Jóvenes que se arrojan de un puente peatonal 

No tengo estadísticas a la mano, pero he leído cómo en estas últimas semanas se han incrementado los casos de suicidio en Nuevo León. 

Sobre todo, de jóvenes que se arrojan de puentes peatonales, de estaciones del metro y de pasos vehiculares elevados. Algunos de ellos han sido disuadidos para no atentar contra su vida. Otros sí cumplieron su propósito. 

Yo me tomo, por prescripción médica, un cuartito de cierto ansiolítico para poder conciliar el sueño. En suma, batallo para dormir. Antes de volverme tolerante a la sustancia activa, mi profesional médico me sustituye el medicamento. 

Hace días, salí a surtir una de estas recetas y recorrí varias farmacias infructuosamente. Resulta que hay desabasto de ansiolíticos en Monterrey. Ni modo, me tomé una tableta de melatonina sublingual y un té de valeriana. Santo remedio. Y creo que aplicaré este coctel casero de ahora en adelante. 

Sin embargo, me preocupa este desabasto de fármacos, no se si real o forzado, por las farmacéuticas. Y no tanto por mi caso (que no deja de ser secundario aunque el insomnio puede ser dañino y es de cuidado); me preocupo más bien por los pacientes de enfermedades mentales que, al menos por un par de semanas, no contarán con estos medicamentos que para algunos de ellos les marca la diferencia entre la vida y la muerte. 

Si a eso le sumamos que se han restado recursos federales para atender enfermedades mentales, el panorama en el sector salud no pinta nada bien en Nuevo León. 

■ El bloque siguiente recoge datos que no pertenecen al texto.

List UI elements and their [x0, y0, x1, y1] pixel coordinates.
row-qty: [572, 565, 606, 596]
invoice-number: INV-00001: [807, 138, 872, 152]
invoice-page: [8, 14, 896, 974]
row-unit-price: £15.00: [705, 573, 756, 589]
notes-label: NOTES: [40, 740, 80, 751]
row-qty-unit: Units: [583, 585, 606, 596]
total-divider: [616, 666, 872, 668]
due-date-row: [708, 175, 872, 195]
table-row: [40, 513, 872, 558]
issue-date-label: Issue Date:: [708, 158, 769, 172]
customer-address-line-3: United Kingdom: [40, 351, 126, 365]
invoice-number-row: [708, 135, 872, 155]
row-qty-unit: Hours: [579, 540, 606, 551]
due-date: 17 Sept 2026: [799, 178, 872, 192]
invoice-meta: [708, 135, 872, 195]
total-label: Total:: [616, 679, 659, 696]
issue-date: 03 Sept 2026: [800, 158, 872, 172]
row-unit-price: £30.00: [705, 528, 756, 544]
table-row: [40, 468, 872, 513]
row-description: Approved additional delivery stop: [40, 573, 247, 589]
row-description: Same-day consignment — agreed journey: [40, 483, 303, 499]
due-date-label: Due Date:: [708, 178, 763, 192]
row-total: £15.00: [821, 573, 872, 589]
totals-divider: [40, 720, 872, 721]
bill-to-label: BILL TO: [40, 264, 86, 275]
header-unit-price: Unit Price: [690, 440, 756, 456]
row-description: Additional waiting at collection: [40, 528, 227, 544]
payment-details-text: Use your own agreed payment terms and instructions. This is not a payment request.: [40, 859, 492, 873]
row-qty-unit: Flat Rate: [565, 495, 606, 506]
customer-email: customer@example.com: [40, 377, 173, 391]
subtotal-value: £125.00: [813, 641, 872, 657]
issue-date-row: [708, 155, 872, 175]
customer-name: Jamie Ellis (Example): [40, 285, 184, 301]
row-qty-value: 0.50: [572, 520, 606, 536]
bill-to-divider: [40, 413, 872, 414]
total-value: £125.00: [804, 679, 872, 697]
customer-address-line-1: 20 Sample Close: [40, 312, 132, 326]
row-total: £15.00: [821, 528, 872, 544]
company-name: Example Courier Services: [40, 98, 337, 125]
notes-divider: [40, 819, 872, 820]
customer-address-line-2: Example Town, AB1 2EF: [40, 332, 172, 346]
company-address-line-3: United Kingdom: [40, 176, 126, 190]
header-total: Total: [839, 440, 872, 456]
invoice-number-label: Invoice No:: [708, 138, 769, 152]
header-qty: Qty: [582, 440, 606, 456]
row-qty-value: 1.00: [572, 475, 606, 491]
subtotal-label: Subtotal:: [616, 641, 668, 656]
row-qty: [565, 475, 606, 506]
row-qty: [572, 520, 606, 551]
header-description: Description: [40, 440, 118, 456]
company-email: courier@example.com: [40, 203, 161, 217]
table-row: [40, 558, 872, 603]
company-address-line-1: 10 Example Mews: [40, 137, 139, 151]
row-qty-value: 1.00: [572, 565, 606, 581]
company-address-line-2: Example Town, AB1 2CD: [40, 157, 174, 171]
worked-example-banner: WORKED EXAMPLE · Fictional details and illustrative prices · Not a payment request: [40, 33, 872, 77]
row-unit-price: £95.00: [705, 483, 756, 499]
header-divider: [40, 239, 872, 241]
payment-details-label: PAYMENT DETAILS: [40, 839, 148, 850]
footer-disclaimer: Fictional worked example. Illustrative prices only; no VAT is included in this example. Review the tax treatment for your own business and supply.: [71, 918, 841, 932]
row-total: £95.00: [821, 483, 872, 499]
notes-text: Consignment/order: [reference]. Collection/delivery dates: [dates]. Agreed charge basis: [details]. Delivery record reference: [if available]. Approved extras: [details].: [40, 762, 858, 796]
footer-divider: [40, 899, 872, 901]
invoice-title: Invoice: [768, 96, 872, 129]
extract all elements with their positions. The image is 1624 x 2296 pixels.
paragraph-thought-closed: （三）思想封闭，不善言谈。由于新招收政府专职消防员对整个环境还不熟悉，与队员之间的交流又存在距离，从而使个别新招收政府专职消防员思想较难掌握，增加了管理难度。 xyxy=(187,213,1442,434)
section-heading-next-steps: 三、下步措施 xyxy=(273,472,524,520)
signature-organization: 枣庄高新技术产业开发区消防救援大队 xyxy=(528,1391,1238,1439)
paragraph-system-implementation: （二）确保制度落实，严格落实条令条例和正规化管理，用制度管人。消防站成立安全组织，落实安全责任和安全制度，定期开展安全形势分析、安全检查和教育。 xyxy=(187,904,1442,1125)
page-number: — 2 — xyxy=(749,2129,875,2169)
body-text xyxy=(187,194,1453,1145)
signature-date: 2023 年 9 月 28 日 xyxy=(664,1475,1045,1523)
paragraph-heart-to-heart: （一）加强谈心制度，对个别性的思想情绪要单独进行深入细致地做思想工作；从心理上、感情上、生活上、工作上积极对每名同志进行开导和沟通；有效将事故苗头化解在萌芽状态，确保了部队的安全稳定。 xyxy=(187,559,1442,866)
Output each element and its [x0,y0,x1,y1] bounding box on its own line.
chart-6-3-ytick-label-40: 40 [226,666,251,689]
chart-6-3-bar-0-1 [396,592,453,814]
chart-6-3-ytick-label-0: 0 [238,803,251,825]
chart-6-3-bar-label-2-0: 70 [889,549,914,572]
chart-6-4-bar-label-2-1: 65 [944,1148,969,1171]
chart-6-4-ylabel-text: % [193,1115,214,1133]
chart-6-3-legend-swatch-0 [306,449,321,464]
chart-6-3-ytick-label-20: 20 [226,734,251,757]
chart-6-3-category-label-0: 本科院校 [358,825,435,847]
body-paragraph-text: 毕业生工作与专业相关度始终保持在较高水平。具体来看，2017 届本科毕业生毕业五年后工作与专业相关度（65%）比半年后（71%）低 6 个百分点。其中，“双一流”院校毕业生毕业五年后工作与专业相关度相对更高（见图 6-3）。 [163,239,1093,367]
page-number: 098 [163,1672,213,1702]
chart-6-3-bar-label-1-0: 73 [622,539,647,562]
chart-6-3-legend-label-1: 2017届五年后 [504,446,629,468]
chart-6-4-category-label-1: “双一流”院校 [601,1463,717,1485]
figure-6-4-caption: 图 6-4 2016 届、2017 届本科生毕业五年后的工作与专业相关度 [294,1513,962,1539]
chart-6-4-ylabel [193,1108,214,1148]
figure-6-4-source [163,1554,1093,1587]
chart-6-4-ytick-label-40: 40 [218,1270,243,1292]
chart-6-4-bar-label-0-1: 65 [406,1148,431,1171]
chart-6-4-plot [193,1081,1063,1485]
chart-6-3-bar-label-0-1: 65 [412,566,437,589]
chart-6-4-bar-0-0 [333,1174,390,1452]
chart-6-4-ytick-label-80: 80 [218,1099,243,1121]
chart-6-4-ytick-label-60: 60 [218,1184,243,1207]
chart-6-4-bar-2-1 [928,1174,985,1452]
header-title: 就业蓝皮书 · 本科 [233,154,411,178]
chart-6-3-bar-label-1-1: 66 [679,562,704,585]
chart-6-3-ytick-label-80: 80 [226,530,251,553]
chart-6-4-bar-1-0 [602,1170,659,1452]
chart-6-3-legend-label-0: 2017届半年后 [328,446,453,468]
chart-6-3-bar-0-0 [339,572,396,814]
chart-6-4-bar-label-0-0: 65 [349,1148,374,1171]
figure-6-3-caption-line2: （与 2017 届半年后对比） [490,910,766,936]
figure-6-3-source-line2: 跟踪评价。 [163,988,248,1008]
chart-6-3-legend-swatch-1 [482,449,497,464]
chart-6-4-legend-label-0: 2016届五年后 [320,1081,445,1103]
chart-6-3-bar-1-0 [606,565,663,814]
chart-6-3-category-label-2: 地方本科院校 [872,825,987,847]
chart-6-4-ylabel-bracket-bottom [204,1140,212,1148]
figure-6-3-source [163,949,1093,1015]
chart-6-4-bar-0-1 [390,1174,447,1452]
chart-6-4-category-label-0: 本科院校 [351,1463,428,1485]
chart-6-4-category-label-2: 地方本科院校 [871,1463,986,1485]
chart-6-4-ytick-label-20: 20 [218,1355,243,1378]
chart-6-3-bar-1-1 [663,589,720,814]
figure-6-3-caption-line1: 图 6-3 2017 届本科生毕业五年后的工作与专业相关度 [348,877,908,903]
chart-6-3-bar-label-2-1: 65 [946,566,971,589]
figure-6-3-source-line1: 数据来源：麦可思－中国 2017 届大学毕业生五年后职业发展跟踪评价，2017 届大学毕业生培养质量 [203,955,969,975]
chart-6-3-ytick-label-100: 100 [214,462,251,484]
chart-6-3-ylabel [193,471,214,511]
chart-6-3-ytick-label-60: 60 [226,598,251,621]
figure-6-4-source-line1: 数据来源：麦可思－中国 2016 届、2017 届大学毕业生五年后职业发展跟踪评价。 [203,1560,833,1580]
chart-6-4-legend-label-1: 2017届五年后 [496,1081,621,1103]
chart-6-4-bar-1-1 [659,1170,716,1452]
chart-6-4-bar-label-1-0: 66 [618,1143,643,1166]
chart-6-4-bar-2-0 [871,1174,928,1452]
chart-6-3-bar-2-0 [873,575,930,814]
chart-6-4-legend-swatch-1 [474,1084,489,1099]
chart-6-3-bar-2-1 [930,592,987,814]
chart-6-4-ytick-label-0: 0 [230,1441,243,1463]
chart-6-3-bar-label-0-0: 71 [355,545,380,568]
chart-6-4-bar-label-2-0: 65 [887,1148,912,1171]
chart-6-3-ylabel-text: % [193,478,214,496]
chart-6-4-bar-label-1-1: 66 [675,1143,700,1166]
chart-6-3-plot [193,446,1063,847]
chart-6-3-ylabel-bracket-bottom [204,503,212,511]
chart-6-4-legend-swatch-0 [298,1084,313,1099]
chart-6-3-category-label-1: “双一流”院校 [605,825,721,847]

Fuera de mi intención está correlacionar el incremento de casos de suicidio con el desabasto comercial de fármacos. Sería una imprudencia de mi parte vincular ambos hechos. 

Tampoco especularé sobre los motivos por los que más jóvenes se arrojan de los puentes, o recurren a diversas formas para acabar con su vida. La ansiedad y la depresión obedecen a un conflicto que el afectado no está pudiendo resolver y no es culpa ni de las series de televisión, ni de los videojuegos ni de las pésimas canciones de Bad Bunny. Las causas son más profundas y es materia de psiquiatras y psicólogos bien preparados. 

Quizá habría que explorar las verdaderas causas en una especie de síndrome post-pandémico, en recuerdos traumáticos, en abusos y violencia familiar, en la sensación de ser excluido socialmente, en la frustración por la estrechez económica o en un futuro laboral con bajas expectativas de paga y reconocimiento o alguna anomalía psíquica detonada por un ambiente hostil que les hace a estos muchachos levantarse con miedo cada mañana a lo que tendrán que enfrentarse ese día. Eso carcome la autoestima. 

Que opinen los especialistas. Pero que lo hagan ya. Porque los síntomas de ansiedad y depresión están creciendo a nuestro alrededor y tal parece que no nos damos cuenta socialmente de que se nos están disparando las alarmas. Urge hacer algo. 

Yo no tengo nada contra el suicido bien pensado y reflexionado de una persona mayor, mediante el cual se quita un sufrimiento innecesario y sin remedio. Pero los jóvenes no merecen caer en este último recurso que define nuestro fracaso como sociedad. Se trata de salvarnos todos y no dejar a su suerte a niños y jóvenes, nuestro valor más preciado.